Senja menatap wajah Daru. Untuk sekilas gadis itu terlihat hendak mengatakan sesuatu yang penting, tetapi malah berakhir dengan pernyataan enteng, "Enggak, sih. Aku kuliah semester dua, tapi sekarang ambil cuti dulu."
"Kenapa, Mbak?"
"Kepo, deh."
Daru mengernyitkan kening. "Apa, Mbak?"
Lalu Senja membalasnya dengan kekehan kecil, "Mau tahu aja, Masnya. Ya pokoknya aku cuti kuliah, gituu."
Lalu Daru kepikiran bertanya sesuatu, "Kuliah itu enak enggak, Mbak?"
"Eh?" Senja menaikkan alis, kemudian menatap ke atas sambil berpikir-pikir. "Ya, ada enak dan enggaknya, sih. Tapi aku cuti bukan karena enggak suka sama kuliahnya, loh." Saat Senja melihat anggukan ala kadar dari Daru, dia balik bertanya, "Mas Daru kenapa nanya gitu?"
"Enggak papa. Saya penasaran aja gimana rasanya kuliah."
Lalu Senja memahami sesuatu. Di hari pertamanya bekerja di toko, Bu Garwita pernah mengatakan pada Senja bahwa usia Daru seumuran dengannya. Bukankah artinya seharusnya pemuda ini kuliah juga?
"Mas Daru memangnya enggak kuliah?" Pertanyaan itu keluar begitu saja dari mulutnya.

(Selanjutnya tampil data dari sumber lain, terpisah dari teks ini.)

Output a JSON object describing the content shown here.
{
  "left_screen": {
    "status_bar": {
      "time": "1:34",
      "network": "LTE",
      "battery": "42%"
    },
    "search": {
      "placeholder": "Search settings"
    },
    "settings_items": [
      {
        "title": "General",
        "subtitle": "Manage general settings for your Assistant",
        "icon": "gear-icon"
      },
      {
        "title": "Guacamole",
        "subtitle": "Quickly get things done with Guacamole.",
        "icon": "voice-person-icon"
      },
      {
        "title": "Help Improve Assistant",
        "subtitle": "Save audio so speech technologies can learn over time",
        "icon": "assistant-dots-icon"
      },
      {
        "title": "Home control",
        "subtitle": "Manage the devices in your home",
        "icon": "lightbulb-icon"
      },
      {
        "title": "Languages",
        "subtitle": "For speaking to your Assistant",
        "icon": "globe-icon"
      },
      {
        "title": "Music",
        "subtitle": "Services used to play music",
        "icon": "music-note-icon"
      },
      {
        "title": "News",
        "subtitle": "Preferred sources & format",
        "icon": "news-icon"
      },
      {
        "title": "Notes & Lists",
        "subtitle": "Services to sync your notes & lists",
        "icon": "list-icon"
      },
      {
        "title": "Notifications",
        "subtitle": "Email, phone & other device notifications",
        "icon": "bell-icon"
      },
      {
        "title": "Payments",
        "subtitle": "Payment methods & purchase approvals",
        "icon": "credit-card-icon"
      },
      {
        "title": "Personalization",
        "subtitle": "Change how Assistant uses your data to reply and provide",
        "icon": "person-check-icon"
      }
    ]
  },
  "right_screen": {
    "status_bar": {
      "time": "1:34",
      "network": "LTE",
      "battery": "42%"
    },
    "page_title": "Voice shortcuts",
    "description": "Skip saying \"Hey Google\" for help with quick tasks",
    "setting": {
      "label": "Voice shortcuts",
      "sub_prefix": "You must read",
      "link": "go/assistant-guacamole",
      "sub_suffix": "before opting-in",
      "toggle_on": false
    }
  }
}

"Enggak, Mbak," jawab Daru.
"Kenapa, Mas?"
"Kepo, deh."
Lah, sial.
Senja ingin membalasnya dengan sedikit sindiran atau ocehan panas, tetapi dia memutuskan menahan diri. Jawaban barusan akhirnya membuatnya berhenti bertanya-tanya lagi pada Daru.
Beberapa saat kemudian, hujan turun. Mula-mula tetesan kecilnya menyiprati jendela toko dengan segan, lalu dalam sekejap berubah menjadi hunjaman liar yang deras.

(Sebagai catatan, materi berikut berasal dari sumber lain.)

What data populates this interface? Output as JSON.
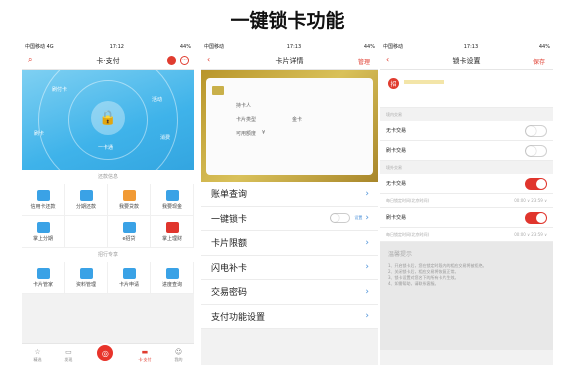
{
  "title": "一键锁卡功能",
  "screen1": {
    "status": {
      "carrier": "中国移动",
      "network": "4G",
      "time": "17:12",
      "battery": "44%"
    },
    "nav_title": "卡·支付",
    "hero_labels": [
      "刷付卡",
      "活动",
      "刷卡",
      "消费",
      "快捷"
    ],
    "hero_center": "一卡通",
    "section1": "还款信息",
    "grid1": [
      {
        "label": "信用卡还款",
        "color": "#3aa2e6"
      },
      {
        "label": "分期还款",
        "color": "#3aa2e6"
      },
      {
        "label": "我要贷款",
        "color": "#f19a34"
      },
      {
        "label": "我要现金",
        "color": "#3aa2e6"
      },
      {
        "label": "掌上分期",
        "color": "#3aa2e6"
      },
      {
        "label": "",
        "color": "#ffffff"
      },
      {
        "label": "e招贷",
        "color": "#3aa2e6"
      },
      {
        "label": "掌上理财",
        "color": "#e0352d"
      }
    ],
    "section2": "招行专享",
    "grid2": [
      {
        "label": "卡片管家",
        "color": "#3aa2e6"
      },
      {
        "label": "资料管理",
        "color": "#3aa2e6"
      },
      {
        "label": "卡片申请",
        "color": "#3aa2e6"
      },
      {
        "label": "进度查询",
        "color": "#3aa2e6"
      }
    ],
    "tabs": [
      "精选",
      "发现",
      "",
      "卡·支付",
      "我的"
    ]
  },
  "screen2": {
    "status": {
      "carrier": "中国移动",
      "time": "17:13",
      "battery": "44%"
    },
    "nav_title": "卡片详情",
    "nav_right": "管理",
    "card_rows": [
      {
        "label": "持卡人",
        "value": ""
      },
      {
        "label": "卡片类型",
        "value": "金卡"
      },
      {
        "label": "可用额度",
        "value": "¥"
      }
    ],
    "menu": [
      {
        "label": "账单查询"
      },
      {
        "label": "一键锁卡",
        "setting": "设置"
      },
      {
        "label": "卡片限额"
      },
      {
        "label": "闪电补卡"
      },
      {
        "label": "交易密码"
      },
      {
        "label": "支付功能设置"
      }
    ]
  },
  "screen3": {
    "status": {
      "carrier": "中国移动",
      "time": "17:13",
      "battery": "44%"
    },
    "nav_title": "锁卡设置",
    "nav_right": "保存",
    "group1_head": "境内交易",
    "group1": [
      {
        "label": "无卡交易",
        "on": false
      },
      {
        "label": "刷卡交易",
        "on": false
      }
    ],
    "group2_head": "境外交易",
    "group2": [
      {
        "label": "无卡交易",
        "on": true,
        "time_label": "每日锁定时间(北京时间)",
        "time_value": "00:00 ∨  23:59 ∨"
      },
      {
        "label": "刷卡交易",
        "on": true,
        "time_label": "每日锁定时间(北京时间)",
        "time_value": "00:00 ∨  23:59 ∨"
      }
    ],
    "tip_title": "温馨提示",
    "tip_lines": [
      "1、开启锁卡后，您在锁定时段内的相应交易将被拒绝。",
      "2、关闭锁卡后，相应交易将恢复正常。",
      "3、锁卡设置对您名下的所有卡片生效。",
      "4、如需帮助，请联系客服。"
    ]
  }
}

Tidak ada percakapan yang mengalir di antara mereka, sehingga Daru tidak punya sesuatu untuk mengalihkan rasa sakitnya. Kali ini, dia semakin merasa tidak enak badan. Tubuhnya panas dingin dan keringatnya tidak berhenti mengalir. Daru melipat kedua tangan di depan dada dan berusaha menghangatkan tubuh, walau tidak berhasil. Benak kecilnya berteriak menyesal karena dia baru menyadari betapa parah sakitnya sekarang. Dia mulai tidak kuat, tetapi tidak bisa pulang. Khawatir dirinya akan pingsan di tengah jalan dan bermandikan hujan begini lebat.

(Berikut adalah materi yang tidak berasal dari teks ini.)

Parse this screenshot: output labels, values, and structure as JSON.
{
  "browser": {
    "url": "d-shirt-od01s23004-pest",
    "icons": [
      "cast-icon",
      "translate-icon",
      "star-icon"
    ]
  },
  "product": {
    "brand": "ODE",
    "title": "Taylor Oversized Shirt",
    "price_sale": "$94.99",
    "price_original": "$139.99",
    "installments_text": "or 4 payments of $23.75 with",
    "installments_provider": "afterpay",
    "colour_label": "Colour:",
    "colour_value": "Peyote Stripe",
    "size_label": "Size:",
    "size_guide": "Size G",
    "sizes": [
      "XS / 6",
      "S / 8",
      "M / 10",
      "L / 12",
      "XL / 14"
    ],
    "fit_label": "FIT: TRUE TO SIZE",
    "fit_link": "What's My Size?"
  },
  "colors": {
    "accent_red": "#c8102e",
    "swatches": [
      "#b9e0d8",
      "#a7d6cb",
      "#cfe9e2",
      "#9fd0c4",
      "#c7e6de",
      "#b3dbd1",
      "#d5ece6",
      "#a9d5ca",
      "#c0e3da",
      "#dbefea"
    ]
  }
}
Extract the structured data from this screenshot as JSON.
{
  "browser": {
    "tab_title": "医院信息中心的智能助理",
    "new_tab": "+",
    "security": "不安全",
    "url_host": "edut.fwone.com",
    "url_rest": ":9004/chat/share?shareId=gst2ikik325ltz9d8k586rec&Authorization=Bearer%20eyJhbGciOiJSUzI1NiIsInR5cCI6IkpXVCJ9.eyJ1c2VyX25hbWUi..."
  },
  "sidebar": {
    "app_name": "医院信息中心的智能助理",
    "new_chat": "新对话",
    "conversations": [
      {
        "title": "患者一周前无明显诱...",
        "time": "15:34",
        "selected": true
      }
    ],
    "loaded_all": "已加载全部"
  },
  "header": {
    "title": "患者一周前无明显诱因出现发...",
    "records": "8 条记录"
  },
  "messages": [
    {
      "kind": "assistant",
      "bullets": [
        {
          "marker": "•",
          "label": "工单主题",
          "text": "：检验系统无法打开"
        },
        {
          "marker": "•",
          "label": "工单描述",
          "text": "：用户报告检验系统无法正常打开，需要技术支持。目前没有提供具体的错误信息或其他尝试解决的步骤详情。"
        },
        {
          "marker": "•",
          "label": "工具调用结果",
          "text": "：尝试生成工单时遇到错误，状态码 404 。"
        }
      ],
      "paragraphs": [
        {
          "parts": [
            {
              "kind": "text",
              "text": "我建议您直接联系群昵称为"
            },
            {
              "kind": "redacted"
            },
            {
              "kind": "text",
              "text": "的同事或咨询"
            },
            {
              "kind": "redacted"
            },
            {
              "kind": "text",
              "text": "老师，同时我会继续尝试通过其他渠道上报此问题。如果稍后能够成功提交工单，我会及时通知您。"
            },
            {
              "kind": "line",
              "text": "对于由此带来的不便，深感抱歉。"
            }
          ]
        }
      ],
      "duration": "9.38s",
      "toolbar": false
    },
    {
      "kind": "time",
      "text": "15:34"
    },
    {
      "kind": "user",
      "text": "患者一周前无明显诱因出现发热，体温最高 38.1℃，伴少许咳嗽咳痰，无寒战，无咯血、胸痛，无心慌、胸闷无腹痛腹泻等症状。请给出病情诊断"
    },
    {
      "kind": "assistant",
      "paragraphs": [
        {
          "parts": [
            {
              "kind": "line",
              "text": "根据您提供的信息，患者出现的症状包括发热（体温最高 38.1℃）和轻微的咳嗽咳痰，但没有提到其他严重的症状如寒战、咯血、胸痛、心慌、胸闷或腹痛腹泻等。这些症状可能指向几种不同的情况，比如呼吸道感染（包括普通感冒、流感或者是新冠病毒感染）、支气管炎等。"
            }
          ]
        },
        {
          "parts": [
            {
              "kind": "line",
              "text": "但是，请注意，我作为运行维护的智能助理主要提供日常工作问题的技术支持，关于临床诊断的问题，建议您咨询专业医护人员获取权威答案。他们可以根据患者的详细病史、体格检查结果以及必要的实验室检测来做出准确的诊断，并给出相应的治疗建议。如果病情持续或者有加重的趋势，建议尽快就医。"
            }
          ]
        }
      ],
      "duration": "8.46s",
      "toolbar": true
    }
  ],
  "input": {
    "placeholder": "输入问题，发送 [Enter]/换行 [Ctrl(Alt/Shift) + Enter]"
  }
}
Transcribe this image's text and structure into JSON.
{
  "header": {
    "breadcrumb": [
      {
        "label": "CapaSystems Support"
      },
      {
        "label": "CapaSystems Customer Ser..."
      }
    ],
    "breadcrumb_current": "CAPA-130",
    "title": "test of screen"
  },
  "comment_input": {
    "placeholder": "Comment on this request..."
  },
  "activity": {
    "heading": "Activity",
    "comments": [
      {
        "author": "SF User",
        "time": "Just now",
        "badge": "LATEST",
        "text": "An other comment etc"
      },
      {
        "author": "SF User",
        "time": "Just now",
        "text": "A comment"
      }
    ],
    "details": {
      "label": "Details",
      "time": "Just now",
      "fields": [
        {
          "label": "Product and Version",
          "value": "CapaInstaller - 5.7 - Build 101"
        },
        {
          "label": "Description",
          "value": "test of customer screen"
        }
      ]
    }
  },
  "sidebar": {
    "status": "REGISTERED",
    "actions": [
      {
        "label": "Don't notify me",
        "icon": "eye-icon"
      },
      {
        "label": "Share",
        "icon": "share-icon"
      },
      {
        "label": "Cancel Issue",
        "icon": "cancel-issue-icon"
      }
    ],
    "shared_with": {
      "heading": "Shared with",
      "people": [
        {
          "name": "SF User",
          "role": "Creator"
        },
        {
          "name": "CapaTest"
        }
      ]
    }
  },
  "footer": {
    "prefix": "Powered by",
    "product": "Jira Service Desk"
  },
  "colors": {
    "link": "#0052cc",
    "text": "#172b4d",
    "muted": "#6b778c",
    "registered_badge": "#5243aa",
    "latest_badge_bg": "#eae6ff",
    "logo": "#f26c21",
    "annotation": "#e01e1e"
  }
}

Senja tampaknya menangkap tanda-tanda kesakitan Daru. Gadis itu menengok ke bawah, memeriksa wajah Daru yang sedang menunduk. Pemuda itu sedang memejamkan mata sambil menarik napas dari mulut.
"Mas ... serius enggak papa, kan?"
Daru tidak bisa menyembunyikan badannya yang gemetaran, dan gadis di sebelahnya semakin khawatir. Senja mau tidak mau menangkupkan tangan pada kening Daru yang berkeringat, sontak terkejut merasakan kulit Daru yang membara seperti kompor.
"Astaga, ini kan demam tinggi. Gimana sih, Mas? Katanya tadi cuma pusing? Masih kuat jalan, enggak?"
Daru menggeleng. Terpaksa dia menyandarkan kepalanya di pundak Senja.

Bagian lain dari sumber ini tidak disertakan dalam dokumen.